На что намекал надзиратель?

Все объяснялось очень просто. Одному Луи было неизвестно, что каждый день по крайней мере две полосы в газетах посвящались ему. Более полутора десятков репортеров одновременно с полицией вели расследование и непрерывно печатали сенсационные разоблачения, показания свидетелей, внезапно появившихся в разных местах. Их фотографии помещали на первых страницах.

А тем временем Луи ломал себе голову, почему его все не допрашивают.

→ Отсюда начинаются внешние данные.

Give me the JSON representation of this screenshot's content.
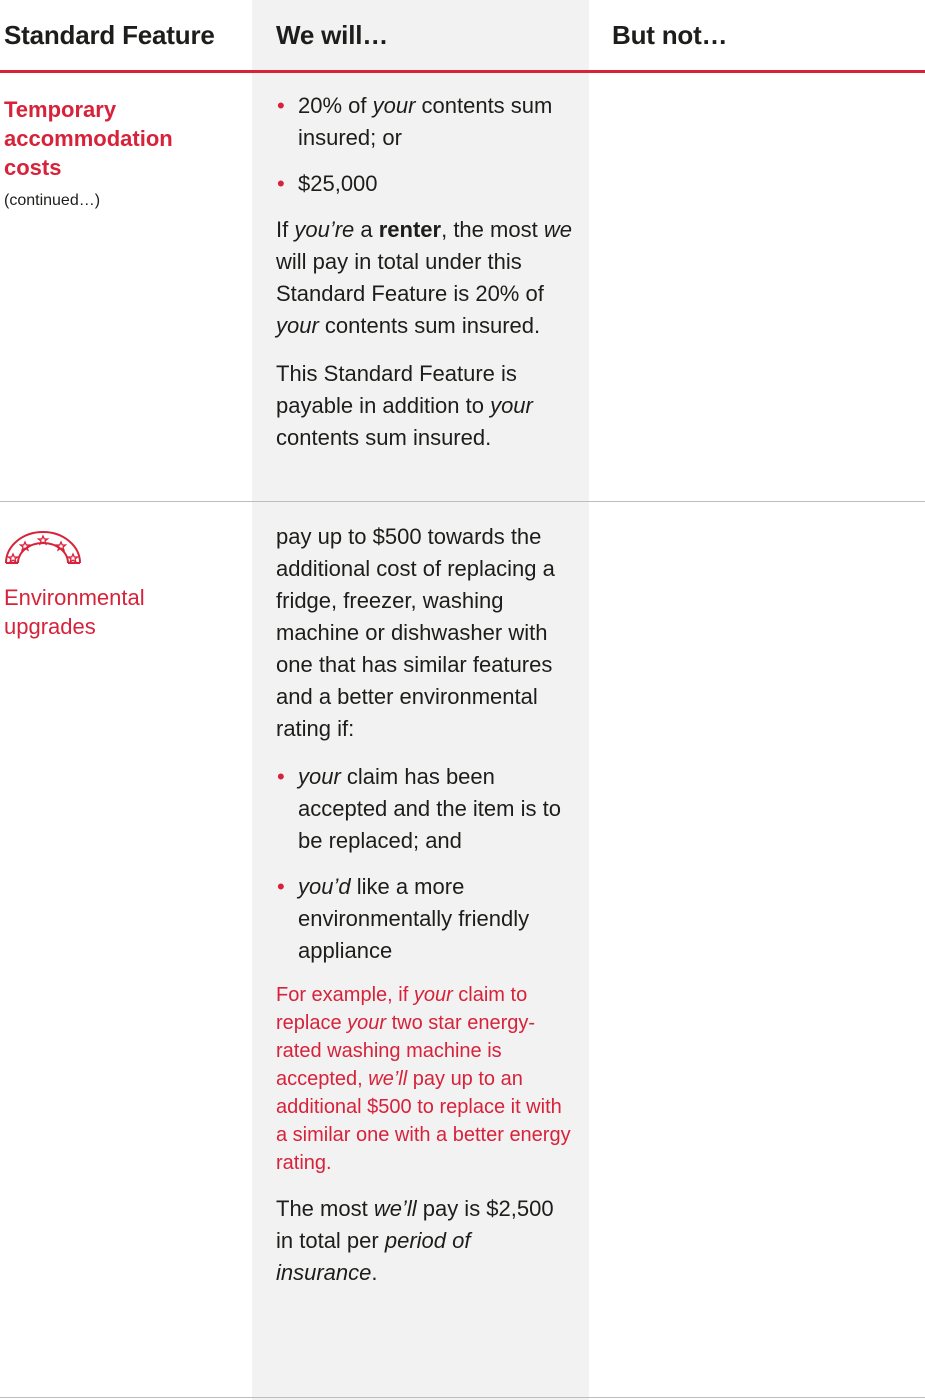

И отчего его не спросили, признает ли он себя убийцей Констанс Ропике.

К пребыванию в тюрьме он относился с философским спокойствием, даже добродушно, и не проходило дня, чтобы он не пошутил с тюремщиками.

Иногда по утрам он ложился ничком на пол, где солнечный луч очерчивал треугольник всегда на одном и том же месте, и, закрыв глаза, вспоминал виллу Карно, пение Нюты, мужчину с каменным лицом в доме напротив и его канарейку.

О Поркероле у него тоже сохранились, как о празднике, светлые и веселые воспоминания.

О Поркероле у него тоже сохранились, как о празднике, светлые и веселые воспоминания.

В остальные часы он размышлял над тем, что будет говорить на суде, и старался привести в порядок свои мысли.

Его арестовали 13 сентября. 13-го же вечером допрашивали в кабинете начальника уголовной полиции в присутствии инспектора Плюга, а 16-го его вызвал судебный следователь де Моннервиль.

И вот лишь 15 октября, месяц спустя, в день, когда дождь лил как из ведра, за ним приехали на тюремной машине и отвезли во Дворец правосудия. Он так и не понял, почему его провели через маленькую дверь, почему четверо полицейских сопровождали его по пустынным лестницам и коридорам, а потом без всякого промедления ввели в кабинет следователя.

Он не знал, что в центральном коридоре усиленная охрана с трудом сдерживала журналистов и фотографов и на улицах, по которым, предположительно, его должны были везти, в течение двух часов сотни любопытных мокли под дождем.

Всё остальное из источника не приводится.